NOD-SCID (male, age 4–6 weeks, SPF grade) were used for liver metastasis experiments. The experimental liver metastasis model was constructed by intra-splenic injection of a Luc-labeled H128-DOX-shPOSTN single-cell suspension at 3 × 106 cells per 25 μL PBS. Living images were captured with IVIS Lumina II (PerkinElmer). 24 days later, mice were sacrificed, and their livers were harvested for bioluminescence signals analysis.

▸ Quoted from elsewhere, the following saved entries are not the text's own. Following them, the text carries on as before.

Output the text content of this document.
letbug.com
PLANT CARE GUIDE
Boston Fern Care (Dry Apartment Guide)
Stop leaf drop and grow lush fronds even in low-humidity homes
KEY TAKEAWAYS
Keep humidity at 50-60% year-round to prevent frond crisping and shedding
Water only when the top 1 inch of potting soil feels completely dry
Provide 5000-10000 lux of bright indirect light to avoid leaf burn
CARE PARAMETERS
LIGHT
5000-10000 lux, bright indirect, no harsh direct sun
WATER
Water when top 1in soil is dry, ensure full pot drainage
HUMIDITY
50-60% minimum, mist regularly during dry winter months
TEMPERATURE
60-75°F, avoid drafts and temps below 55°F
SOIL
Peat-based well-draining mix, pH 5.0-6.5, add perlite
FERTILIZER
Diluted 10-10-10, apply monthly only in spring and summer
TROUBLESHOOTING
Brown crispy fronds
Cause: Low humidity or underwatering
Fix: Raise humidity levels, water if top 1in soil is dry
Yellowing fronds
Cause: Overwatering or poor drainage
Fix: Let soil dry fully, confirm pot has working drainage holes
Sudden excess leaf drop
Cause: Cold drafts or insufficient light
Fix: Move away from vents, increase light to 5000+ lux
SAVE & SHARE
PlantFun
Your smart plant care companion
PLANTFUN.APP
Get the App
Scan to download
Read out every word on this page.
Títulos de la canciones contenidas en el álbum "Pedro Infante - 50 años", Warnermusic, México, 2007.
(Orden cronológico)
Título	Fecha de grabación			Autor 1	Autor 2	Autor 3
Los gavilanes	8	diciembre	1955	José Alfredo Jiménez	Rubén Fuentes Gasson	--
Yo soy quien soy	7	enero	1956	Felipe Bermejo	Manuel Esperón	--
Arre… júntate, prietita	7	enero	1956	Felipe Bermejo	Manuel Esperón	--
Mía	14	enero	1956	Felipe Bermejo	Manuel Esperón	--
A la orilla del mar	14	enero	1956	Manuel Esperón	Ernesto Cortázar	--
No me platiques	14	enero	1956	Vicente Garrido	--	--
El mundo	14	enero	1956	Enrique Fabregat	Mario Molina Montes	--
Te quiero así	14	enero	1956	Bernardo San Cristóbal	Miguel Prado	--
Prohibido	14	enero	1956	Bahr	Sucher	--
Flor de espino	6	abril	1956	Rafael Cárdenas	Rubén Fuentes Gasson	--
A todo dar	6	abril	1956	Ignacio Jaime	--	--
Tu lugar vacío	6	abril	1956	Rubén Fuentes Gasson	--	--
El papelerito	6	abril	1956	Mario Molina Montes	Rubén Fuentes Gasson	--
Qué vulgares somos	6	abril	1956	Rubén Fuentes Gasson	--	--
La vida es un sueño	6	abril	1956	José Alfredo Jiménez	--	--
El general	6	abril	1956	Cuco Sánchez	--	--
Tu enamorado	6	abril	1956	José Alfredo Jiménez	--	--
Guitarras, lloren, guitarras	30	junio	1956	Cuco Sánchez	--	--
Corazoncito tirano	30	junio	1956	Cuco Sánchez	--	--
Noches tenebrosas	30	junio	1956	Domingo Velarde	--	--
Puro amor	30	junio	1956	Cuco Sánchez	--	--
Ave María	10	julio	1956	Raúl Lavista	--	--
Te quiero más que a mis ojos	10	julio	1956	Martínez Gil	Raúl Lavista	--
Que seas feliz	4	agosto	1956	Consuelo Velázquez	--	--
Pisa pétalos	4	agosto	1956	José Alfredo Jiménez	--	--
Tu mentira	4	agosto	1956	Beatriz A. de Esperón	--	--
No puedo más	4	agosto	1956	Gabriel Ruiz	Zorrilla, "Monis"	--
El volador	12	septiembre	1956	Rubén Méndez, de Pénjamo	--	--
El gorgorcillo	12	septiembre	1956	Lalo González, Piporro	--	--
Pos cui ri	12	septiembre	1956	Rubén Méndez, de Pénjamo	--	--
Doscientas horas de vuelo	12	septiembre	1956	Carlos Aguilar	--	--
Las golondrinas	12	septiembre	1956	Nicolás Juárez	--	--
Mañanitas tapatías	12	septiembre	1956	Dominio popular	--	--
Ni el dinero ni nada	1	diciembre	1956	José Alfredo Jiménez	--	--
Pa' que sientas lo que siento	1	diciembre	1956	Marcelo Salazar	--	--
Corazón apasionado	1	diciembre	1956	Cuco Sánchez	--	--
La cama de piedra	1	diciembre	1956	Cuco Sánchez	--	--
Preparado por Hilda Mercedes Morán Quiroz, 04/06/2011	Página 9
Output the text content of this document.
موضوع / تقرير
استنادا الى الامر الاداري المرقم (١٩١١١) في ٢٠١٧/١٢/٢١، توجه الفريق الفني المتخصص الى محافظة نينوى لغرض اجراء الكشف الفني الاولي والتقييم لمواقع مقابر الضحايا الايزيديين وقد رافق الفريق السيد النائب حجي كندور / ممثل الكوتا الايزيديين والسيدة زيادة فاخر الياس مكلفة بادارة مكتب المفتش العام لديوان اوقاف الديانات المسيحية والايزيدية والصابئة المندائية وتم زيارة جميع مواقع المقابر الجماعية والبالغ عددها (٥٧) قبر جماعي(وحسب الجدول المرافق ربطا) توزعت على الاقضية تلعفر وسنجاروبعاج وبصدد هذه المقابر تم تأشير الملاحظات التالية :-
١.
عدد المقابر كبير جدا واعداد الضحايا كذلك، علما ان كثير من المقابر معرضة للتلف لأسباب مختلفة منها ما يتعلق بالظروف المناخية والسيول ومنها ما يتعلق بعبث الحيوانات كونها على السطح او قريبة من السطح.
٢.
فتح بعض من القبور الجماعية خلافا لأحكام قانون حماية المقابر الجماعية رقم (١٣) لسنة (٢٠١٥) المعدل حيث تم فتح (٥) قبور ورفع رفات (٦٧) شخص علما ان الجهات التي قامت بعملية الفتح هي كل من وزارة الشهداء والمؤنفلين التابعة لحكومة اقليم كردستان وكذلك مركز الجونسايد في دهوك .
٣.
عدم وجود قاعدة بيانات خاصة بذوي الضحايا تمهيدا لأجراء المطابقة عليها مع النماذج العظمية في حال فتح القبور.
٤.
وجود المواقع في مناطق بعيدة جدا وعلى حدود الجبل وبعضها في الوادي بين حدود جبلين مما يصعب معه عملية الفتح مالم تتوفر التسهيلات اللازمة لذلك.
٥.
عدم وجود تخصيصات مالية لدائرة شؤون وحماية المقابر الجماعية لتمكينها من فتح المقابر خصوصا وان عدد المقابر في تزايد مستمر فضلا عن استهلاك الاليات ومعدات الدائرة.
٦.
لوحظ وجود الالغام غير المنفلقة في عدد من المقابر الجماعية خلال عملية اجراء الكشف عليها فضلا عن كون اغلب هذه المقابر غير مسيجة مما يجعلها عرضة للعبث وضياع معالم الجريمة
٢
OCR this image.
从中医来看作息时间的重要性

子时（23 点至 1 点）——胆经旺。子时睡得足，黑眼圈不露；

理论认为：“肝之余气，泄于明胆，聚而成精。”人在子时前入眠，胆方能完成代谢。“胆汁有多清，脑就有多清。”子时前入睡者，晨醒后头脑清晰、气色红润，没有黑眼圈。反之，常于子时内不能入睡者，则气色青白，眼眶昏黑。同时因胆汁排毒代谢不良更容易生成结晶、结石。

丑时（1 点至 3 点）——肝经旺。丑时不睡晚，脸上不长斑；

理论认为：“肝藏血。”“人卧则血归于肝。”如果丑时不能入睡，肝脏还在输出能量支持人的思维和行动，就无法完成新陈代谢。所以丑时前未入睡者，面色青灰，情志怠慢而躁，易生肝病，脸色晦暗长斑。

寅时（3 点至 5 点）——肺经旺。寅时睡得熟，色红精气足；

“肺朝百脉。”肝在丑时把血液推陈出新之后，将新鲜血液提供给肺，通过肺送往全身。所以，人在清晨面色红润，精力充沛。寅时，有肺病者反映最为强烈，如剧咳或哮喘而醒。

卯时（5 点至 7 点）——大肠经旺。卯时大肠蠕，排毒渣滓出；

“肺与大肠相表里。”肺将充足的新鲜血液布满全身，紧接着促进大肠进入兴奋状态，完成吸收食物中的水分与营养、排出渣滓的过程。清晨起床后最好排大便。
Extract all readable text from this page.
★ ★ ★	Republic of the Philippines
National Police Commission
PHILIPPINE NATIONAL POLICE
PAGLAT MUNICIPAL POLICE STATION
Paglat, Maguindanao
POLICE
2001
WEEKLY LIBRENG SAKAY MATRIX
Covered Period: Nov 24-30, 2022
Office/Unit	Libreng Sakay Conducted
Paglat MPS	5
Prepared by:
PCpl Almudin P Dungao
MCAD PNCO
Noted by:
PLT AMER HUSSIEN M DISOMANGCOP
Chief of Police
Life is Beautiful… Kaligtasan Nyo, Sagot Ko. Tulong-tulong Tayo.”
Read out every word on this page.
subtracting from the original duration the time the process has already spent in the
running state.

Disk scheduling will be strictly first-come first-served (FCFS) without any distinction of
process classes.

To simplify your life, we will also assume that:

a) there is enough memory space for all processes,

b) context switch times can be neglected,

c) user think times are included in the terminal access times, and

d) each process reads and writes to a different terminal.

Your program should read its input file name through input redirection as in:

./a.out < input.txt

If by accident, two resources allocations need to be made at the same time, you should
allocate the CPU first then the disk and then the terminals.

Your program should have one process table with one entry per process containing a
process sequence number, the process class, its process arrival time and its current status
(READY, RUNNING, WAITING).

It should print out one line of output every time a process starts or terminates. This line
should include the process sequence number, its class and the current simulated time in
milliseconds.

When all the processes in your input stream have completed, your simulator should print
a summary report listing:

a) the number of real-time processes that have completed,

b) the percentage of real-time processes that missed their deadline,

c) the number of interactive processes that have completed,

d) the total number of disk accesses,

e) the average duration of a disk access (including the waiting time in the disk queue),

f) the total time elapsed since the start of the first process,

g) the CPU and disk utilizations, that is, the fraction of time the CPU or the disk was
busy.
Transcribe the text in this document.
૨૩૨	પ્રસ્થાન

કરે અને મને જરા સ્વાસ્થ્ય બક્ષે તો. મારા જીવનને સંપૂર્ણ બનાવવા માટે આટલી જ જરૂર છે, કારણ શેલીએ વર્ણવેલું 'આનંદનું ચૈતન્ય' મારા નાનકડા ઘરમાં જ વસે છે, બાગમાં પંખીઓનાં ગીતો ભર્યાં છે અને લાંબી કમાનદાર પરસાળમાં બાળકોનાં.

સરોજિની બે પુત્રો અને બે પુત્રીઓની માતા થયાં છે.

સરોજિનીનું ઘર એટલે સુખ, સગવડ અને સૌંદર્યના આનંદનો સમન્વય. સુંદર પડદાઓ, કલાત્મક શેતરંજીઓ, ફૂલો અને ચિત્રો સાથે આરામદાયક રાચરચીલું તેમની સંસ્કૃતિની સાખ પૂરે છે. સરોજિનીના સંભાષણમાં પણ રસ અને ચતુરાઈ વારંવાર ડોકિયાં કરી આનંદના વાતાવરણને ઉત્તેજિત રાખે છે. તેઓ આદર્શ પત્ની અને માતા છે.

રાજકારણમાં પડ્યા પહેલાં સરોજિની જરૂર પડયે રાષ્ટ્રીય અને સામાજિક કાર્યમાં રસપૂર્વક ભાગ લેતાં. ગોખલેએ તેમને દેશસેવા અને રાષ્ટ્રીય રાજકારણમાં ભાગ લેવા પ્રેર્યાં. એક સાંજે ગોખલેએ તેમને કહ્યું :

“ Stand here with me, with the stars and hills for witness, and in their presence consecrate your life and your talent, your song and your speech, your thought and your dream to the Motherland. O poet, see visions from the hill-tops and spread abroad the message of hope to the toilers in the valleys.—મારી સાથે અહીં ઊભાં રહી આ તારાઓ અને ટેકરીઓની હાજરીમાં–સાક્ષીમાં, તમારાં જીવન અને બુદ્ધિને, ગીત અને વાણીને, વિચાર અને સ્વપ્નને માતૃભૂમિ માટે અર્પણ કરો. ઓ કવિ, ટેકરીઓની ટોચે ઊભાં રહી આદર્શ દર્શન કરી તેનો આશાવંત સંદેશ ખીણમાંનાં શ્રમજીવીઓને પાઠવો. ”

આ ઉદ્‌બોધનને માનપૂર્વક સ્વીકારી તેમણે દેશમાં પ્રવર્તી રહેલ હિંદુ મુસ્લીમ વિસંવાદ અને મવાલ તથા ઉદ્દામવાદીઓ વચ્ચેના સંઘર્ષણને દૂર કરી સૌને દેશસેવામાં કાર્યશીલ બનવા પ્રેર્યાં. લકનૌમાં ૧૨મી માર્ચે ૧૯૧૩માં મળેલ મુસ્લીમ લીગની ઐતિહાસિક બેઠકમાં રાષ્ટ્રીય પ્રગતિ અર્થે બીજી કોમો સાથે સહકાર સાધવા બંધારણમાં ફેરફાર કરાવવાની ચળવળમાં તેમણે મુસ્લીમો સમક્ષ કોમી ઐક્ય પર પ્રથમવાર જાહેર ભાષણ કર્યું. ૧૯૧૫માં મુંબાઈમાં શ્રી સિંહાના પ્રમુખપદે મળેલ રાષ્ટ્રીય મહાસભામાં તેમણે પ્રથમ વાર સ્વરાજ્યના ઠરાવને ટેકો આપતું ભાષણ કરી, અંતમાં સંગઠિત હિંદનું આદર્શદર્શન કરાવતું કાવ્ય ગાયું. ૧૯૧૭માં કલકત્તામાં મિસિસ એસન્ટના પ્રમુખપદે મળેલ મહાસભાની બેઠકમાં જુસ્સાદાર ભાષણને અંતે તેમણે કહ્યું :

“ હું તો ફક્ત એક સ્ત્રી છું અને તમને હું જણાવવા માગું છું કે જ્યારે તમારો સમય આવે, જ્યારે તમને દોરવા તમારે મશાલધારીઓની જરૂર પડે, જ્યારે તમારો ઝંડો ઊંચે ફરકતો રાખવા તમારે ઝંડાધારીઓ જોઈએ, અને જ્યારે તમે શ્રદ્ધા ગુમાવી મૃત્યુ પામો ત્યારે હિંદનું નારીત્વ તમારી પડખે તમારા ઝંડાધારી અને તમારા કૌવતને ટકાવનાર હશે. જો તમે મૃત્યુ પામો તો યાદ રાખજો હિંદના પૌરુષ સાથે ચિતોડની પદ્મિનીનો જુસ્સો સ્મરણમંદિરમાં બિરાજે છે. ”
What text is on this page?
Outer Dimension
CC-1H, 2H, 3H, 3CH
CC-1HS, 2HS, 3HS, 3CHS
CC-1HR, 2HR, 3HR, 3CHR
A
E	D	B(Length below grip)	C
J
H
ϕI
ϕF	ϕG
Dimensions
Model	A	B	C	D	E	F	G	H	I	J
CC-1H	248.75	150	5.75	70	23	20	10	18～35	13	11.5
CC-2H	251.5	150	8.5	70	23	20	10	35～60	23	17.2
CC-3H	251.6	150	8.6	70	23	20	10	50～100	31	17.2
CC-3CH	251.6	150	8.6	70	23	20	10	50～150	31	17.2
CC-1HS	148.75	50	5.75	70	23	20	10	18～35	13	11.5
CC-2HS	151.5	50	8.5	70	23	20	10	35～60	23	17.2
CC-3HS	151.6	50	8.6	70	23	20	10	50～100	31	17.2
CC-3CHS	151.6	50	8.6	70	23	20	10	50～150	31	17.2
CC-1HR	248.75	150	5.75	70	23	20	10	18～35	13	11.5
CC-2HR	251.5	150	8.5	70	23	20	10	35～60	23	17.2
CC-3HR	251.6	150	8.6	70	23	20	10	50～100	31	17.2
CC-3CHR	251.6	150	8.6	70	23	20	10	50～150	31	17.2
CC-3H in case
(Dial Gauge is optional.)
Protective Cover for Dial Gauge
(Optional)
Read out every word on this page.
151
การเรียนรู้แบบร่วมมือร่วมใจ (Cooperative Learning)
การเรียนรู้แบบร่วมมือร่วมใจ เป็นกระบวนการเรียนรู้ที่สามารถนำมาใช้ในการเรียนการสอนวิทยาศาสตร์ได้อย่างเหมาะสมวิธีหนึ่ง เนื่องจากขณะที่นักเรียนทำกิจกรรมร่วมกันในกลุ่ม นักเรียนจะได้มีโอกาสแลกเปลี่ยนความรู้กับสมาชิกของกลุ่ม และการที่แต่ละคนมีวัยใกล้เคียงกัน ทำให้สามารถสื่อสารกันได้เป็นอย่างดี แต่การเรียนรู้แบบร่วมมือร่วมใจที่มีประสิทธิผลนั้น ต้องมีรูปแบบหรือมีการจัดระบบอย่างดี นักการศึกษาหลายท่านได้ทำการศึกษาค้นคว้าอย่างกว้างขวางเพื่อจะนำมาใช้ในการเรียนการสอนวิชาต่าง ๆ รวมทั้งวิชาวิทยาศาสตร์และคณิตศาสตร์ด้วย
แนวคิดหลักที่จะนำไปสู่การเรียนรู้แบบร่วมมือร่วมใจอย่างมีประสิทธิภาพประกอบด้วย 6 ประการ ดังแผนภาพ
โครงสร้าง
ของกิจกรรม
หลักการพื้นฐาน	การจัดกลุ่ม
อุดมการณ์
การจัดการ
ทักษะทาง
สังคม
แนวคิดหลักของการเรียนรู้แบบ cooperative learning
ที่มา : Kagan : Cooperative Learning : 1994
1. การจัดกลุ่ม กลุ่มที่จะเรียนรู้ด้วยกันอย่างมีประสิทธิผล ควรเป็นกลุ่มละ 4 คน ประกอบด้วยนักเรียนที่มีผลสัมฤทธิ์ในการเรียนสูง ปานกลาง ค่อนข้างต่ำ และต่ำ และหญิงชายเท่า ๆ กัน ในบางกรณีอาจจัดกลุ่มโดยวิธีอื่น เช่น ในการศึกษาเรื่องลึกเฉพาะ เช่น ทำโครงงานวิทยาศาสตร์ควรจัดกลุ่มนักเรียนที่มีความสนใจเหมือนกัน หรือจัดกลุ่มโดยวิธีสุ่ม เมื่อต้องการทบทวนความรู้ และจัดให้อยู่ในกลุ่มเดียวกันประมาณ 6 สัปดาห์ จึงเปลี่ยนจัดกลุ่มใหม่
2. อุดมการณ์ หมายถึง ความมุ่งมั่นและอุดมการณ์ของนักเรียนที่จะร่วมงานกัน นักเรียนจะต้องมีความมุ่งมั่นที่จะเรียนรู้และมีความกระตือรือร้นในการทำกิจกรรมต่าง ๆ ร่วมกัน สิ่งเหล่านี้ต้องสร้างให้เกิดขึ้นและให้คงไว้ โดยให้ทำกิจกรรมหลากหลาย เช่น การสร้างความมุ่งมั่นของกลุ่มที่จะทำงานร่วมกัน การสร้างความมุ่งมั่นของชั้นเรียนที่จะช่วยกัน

Immunohistochemistry (IHC) staining

Paraffin-embedded tissue slides were deparaffinated for 45 min at 60 ℃. Then, rehydration was proceeded with following steps, three washes of xylene for 15 min each, two washes of 100% ethanol for 5 min each, one wash of 95% ethanol and 85% ethanol for 5 min, and three times in ddH2O for 1 min each. The slides were heated in 1 × sodium citrate buffer using a microwave and went through the progression of boiling, sub-boiling, and room temperature. After washing once in PBS, 3% hydrogen peroxide was used to incubate slides for another 10 min. Then, the slides were blocked with goat serum and incubated overnight with primary antibodies. Next, IHC staining was performed with HRP-conjugated secondary antibodies and the signal was detected by applying DAB staining. Nuclei were counterstained with Hematoxylin, following dehydration in an ethanol series and mounting. Images were captured with Nikon microscopy.

Masson’s trichrome, and Sirius red staining

The slides were deparaffinized and rehydrated using a standard protocol. For Masson’s trichrome staining, Weigert’s Iron hematoxylin solution was used to stain the cell nuclei. The liver tissue slides were then stained in Ponceau-Acid Fuchsin Solution for 10 min and Aniline Blue Solution for 2 min, respectively. Finally, the slides were dehydrated in an ethanol series rapidly and mounted for examination. Images were captured with Nikon microscopy.

For Sirius Red staining, Iron Hematoxylin Staining Solution was used to stain the cell nuclei. Sirius Red Staining Solution was used to dye collagen fibers for 10 min following by dehydrating and mounting. Images were captured with Nikon microscopy.

Determination of serum ALT and AST levels

Retro-orbital blood was collected for serum ALT and AST activity assay at the Guangdong Engineering & Technology Research Center for Disease-Model Animals at SUN Yat-sen University.